Scene Generation

The “output” of a Scenic program has two parts: a scene describing a configuration of physical objects, and a policy defining how those objects behave over time. The latter is relevant only for running dynamic simulations from a Scenic program, and is discussed in our page on Execution of Dynamic Scenarios. In this page, we describe how scenes are generated from a Scenic program.

In Scenic, a scene consists of the following data:

  • a set of objects present in the scene (one of which may be designated the ego object);

  • concrete values for all of the properties of these objects, such as position, heading, etc.;

  • concrete values for each global parameter.

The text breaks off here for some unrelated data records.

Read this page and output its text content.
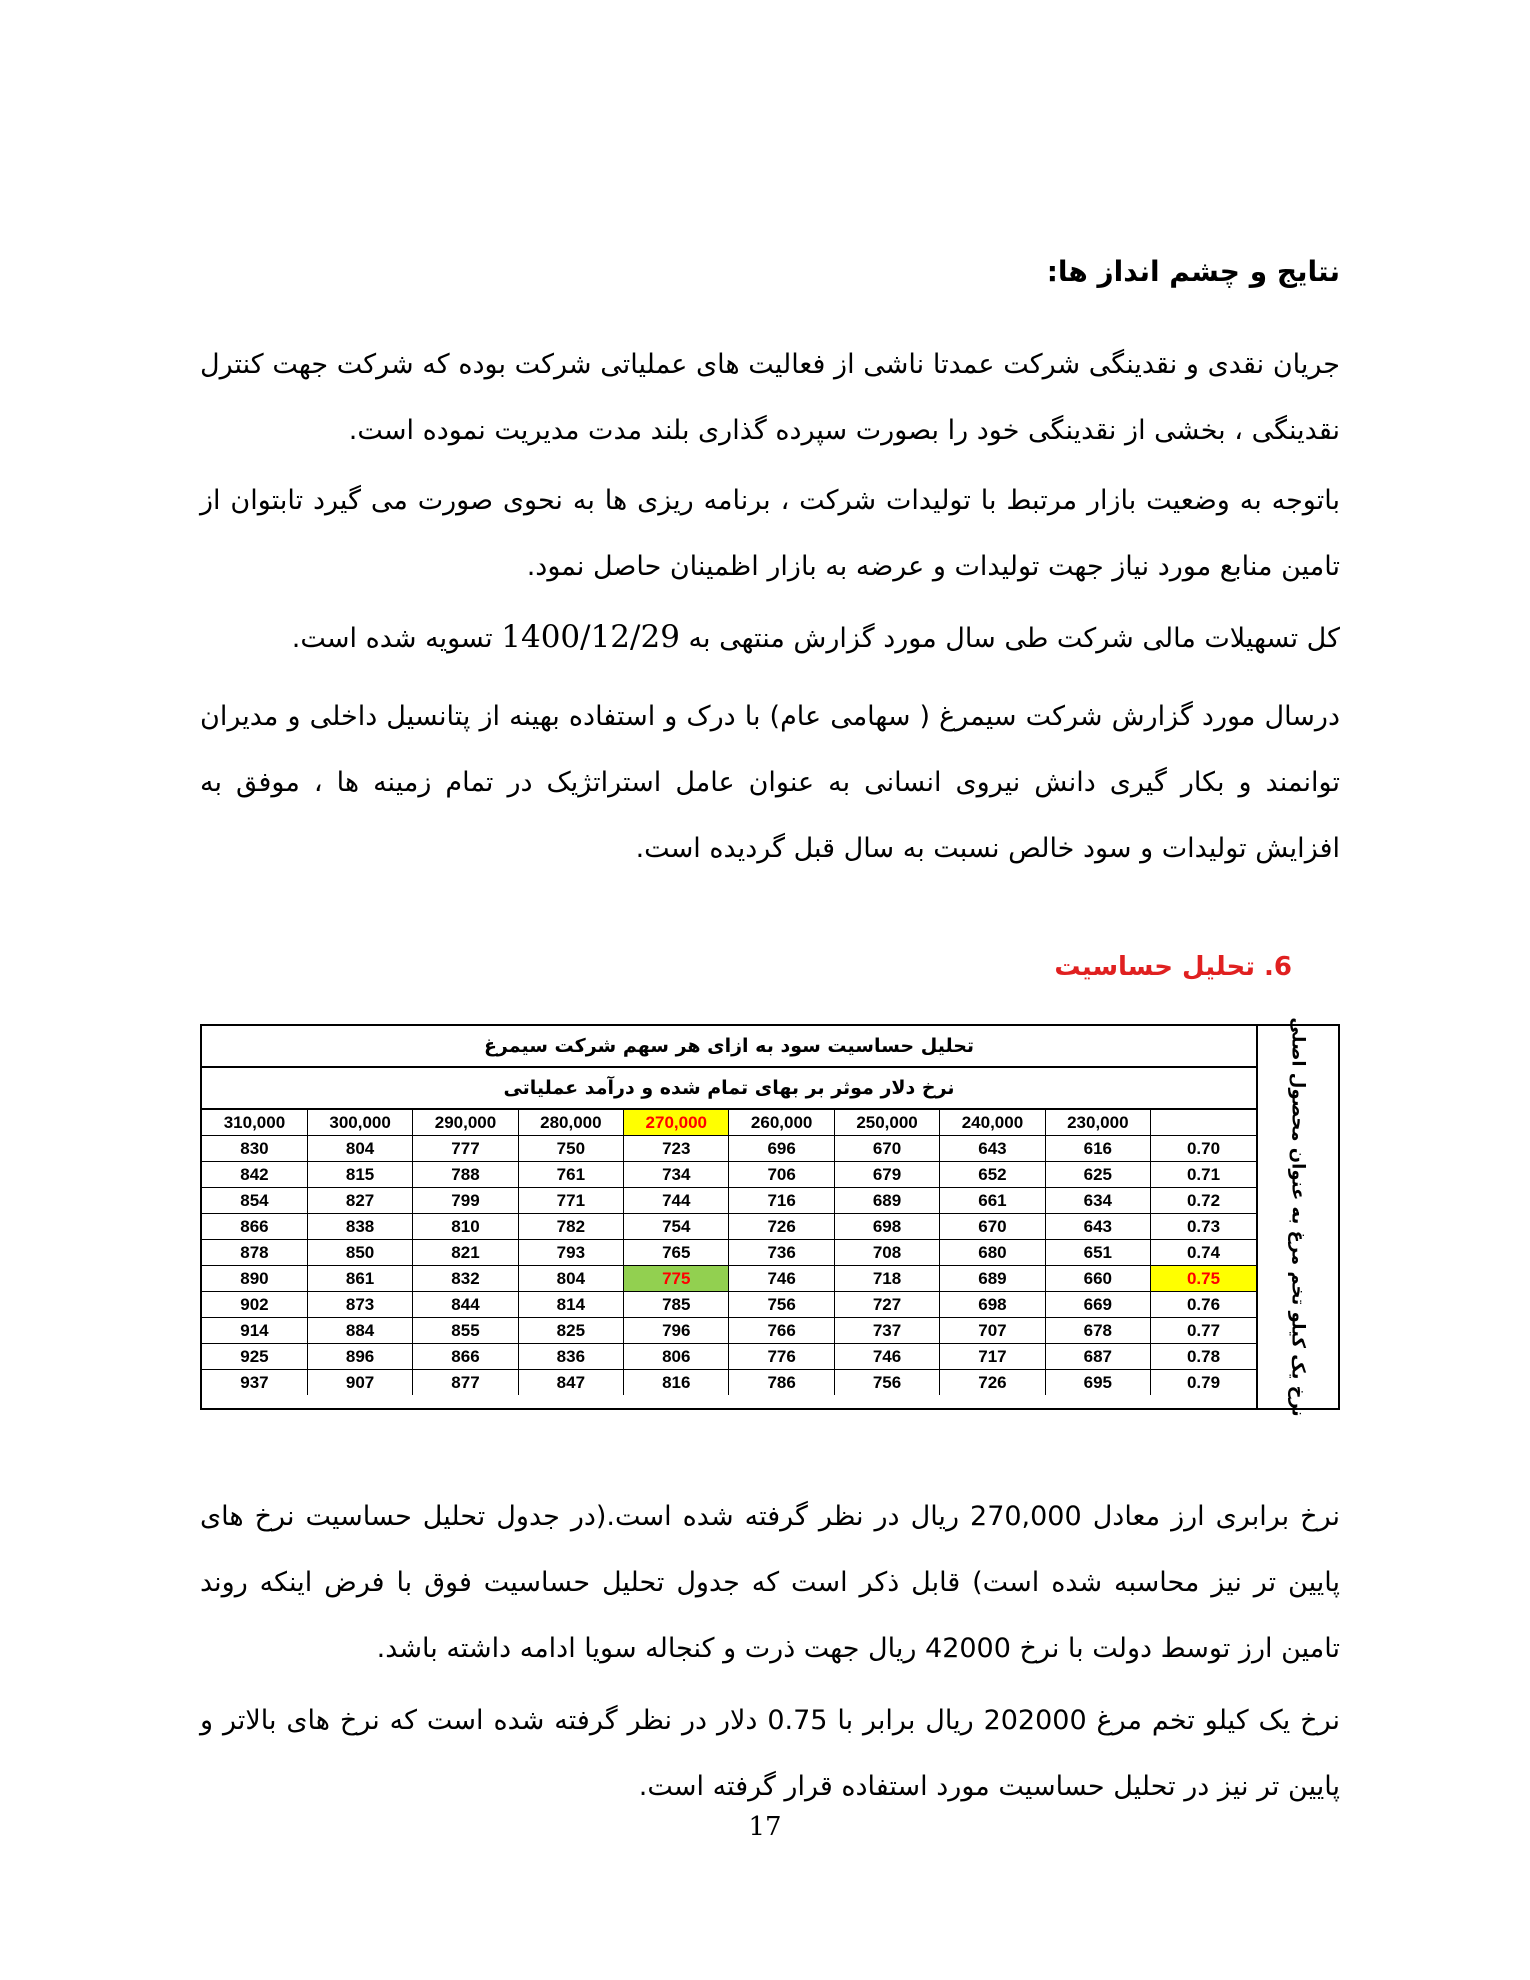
نتایج و چشم انداز ها:
جریان نقدی و نقدینگی شرکت عمدتا ناشی از فعالیت های عملیاتی شرکت بوده که شرکت جهت کنترل نقدینگی ، بخشی از نقدینگی خود را بصورت سپرده گذاری بلند مدت مدیریت نموده است.
باتوجه به وضعیت بازار مرتبط با تولیدات شرکت ، برنامه ریزی ها به نحوی صورت می گیرد تابتوان از تامین منابع مورد نیاز جهت تولیدات و عرضه به بازار اظمینان حاصل نمود.
کل تسهیلات مالی شرکت طی سال مورد گزارش منتهی به 1400/12/29 تسویه شده است.
درسال مورد گزارش شرکت سیمرغ ( سهامی عام) با درک و استفاده بهینه از پتانسیل داخلی و مدیران توانمند و بکار گیری دانش نیروی انسانی به عنوان عامل استراتژیک در تمام زمینه ها ، موفق به افزایش تولیدات و سود خالص نسبت به سال قبل گردیده است.
6. تحلیل حساسیت
نرخ یک کیلو تخم مرغ به عنوان محصول اصلی
تحلیل حساسیت سود به ازای هر سهم شرکت سیمرغ
نرخ دلار موثر بر بهای تمام شده و درآمد عملیاتی
310,000	300,000	290,000	280,000	270,000	260,000	250,000	240,000	230,000	
830	804	777	750	723	696	670	643	616	0.70
842	815	788	761	734	706	679	652	625	0.71
854	827	799	771	744	716	689	661	634	0.72
866	838	810	782	754	726	698	670	643	0.73
878	850	821	793	765	736	708	680	651	0.74
890	861	832	804	775	746	718	689	660	0.75
902	873	844	814	785	756	727	698	669	0.76
914	884	855	825	796	766	737	707	678	0.77
925	896	866	836	806	776	746	717	687	0.78
937	907	877	847	816	786	756	726	695	0.79
نرخ برابری ارز معادل 270,000 ریال در نظر گرفته شده است.(در جدول تحلیل حساسیت نرخ های پایین تر نیز محاسبه شده است) قابل ذکر است که جدول تحلیل حساسیت فوق با فرض اینکه روند تامین ارز توسط دولت با نرخ 42000 ریال جهت ذرت و کنجاله سویا ادامه داشته باشد.
نرخ یک کیلو تخم مرغ 202000 ریال برابر با 0.75 دلار در نظر گرفته شده است که نرخ های بالاتر و پایین تر نیز در تحلیل حساسیت مورد استفاده قرار گرفته است.
17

A Scenic program defines a probability distribution over such scenes in the usual way for imperative probabilistic programming languages with constraints (often called observations). Running the program ignoring any require statements and making random choices whenever a distribution is evaluated yields a distribution over possible executions of the program and therefore over generated scenes. Then any executions which violate a require condition are discarded, normalizing the probabilities of the remaining executions.

The Scenic tool samples from this distribution using rejection sampling: repeatedly sampling scenes until one is found which satisfies the requirements. This approach has the advantage of allowing arbitrarily-complex requirements and sampling from the exact distribution we want. However, if the requirements have a low probability of being satisfied, it may take many iterations to find a valid scene: in the worst case, if the requirements cannot be satisfied, rejection sampling will run forever (although the Scenario.generate function imposes a finite limit on the number of iterations by default). To reduce the number of iterations required in some common cases, Scenic applies several “pruning” techniques to exclude parts of the scene space which violate the requirements ahead of time (this is done during compilation; see our paper for details). The scene generation procedure then works as follows:

  1. Decide which user-defined requirements will be enforced for this sample (soft requirements have only some probability of being required).

  2. Invoke the external sampler to sample any external parameters.

  3. Sample values for all distributions defined in the scene (all expressions which have random values, represented internally as Distribution objects).

  4. Check if the sampled values satisfy the built-in and user-defined requirements: if not, reject the sample and repeat from step (2).